Thomas Charles Milnes | |
Birth Date: | 31 March 1870 |
Birth Place: | Columbus, Indiana |
Death Place: | Calgary, Alberta |
Constituency: | Claresholm |
Term Start: | July 18, 1921 |
Term End: | October 30, 1925 |
Predecessor: | Louise McKinney |
Successor: | Gordon Walker |
Party: | Independent Farmer |
Otherparty: | Liberal |
Occupation: | politician |
Thomas Charles Milnes (March 11, 1870 – April 30, 1954) was a Canadian provincial politician from Alberta. He served as a member of the Legislative Assembly of Alberta from 1921 to 1925 sitting as an Independent and as Mayor of Claresholm from 1910 to 1911.
Thomas Charles Milnes was born March 11, 1870, in Columbus, Indiana, to Thomas Milnes and Lousia Milnes. Milnes was educated in Columbus and married Emma McCleary on June 8, 1898, and together had four children. He moved to Canada later in 1905 to become a farmer and rancher.[1]
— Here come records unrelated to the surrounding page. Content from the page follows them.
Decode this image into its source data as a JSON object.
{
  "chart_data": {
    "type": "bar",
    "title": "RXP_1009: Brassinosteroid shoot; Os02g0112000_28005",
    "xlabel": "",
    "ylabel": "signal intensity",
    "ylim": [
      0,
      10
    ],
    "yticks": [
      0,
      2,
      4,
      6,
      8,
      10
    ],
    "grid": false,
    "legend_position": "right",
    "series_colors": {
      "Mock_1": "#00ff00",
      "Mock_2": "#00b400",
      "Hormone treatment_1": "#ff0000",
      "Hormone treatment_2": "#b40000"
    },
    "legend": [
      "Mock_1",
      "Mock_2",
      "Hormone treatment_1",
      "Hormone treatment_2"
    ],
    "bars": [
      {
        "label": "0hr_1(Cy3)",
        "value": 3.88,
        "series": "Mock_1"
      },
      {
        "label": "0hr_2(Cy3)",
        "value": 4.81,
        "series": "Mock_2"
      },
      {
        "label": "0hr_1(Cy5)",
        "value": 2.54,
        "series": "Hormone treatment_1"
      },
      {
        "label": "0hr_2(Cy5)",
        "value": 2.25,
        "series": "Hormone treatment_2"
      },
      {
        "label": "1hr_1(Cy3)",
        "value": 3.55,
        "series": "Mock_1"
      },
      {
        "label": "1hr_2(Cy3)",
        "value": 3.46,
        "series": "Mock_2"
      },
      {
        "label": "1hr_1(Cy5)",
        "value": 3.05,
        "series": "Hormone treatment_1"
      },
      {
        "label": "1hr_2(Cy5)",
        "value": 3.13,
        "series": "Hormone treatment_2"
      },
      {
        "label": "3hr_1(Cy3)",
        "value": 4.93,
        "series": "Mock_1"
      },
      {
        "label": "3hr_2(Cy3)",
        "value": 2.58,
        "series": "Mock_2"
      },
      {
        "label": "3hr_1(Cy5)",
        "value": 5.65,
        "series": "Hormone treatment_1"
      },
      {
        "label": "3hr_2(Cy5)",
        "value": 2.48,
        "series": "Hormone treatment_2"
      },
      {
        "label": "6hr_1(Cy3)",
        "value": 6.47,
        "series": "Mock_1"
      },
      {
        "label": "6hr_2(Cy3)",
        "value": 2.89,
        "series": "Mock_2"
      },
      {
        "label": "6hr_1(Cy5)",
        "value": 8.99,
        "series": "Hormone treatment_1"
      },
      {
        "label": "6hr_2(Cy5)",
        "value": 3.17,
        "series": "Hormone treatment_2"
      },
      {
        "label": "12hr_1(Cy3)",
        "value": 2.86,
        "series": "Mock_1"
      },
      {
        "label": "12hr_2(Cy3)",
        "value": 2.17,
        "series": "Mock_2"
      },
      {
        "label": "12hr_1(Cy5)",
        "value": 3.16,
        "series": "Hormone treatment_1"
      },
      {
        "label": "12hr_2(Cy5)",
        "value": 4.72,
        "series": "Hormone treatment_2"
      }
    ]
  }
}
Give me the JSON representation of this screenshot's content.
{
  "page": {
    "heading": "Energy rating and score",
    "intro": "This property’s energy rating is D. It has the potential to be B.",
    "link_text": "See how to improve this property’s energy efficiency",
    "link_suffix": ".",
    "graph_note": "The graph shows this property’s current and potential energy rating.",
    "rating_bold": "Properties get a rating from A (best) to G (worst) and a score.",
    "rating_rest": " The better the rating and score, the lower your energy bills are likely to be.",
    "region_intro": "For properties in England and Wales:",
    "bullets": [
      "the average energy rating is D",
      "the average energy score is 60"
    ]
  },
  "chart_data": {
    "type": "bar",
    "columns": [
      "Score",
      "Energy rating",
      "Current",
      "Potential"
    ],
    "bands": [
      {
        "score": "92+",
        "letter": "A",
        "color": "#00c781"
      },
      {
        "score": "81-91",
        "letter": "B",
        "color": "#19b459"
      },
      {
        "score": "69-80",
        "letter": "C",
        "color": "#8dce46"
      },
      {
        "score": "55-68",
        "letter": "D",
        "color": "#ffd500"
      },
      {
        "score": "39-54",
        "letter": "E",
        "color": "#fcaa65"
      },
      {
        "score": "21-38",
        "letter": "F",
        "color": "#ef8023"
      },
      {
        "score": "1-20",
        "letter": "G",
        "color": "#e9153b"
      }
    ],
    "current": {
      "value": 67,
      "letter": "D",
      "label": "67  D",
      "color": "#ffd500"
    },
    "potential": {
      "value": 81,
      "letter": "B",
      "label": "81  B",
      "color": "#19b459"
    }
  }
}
Milnes constructed a two-storey Edwardian Commercial building in Claresholm known as Milnes Block in 1910. The building was designated a Provincial Historic Resource by the Government of Alberta on May 30, 2002.
Milnes was elected Mayor of Claresholm, Alberta from 1910 to 1911.[1]
Milnes ran for a seat to the Alberta Legislature as an Independent Farmer candidate in the 1921 Alberta general election. He defeated incumbent Louise McKinney in a hotly contested election to win the Claresholm electoral district.[2]
Milnes resigned his seat in October 1925, to run as a candidate in the 1925 Canadian federal election. He ran as a federal Liberal candidate in the electoral district of Macleod. Milnes finished a distant third place in the three way race losing to George Coote and runner of John Herron.[3]
Milnes died at the Holy Cross Hospital in Calgary on April 30, 1954, at the age of 84.[4]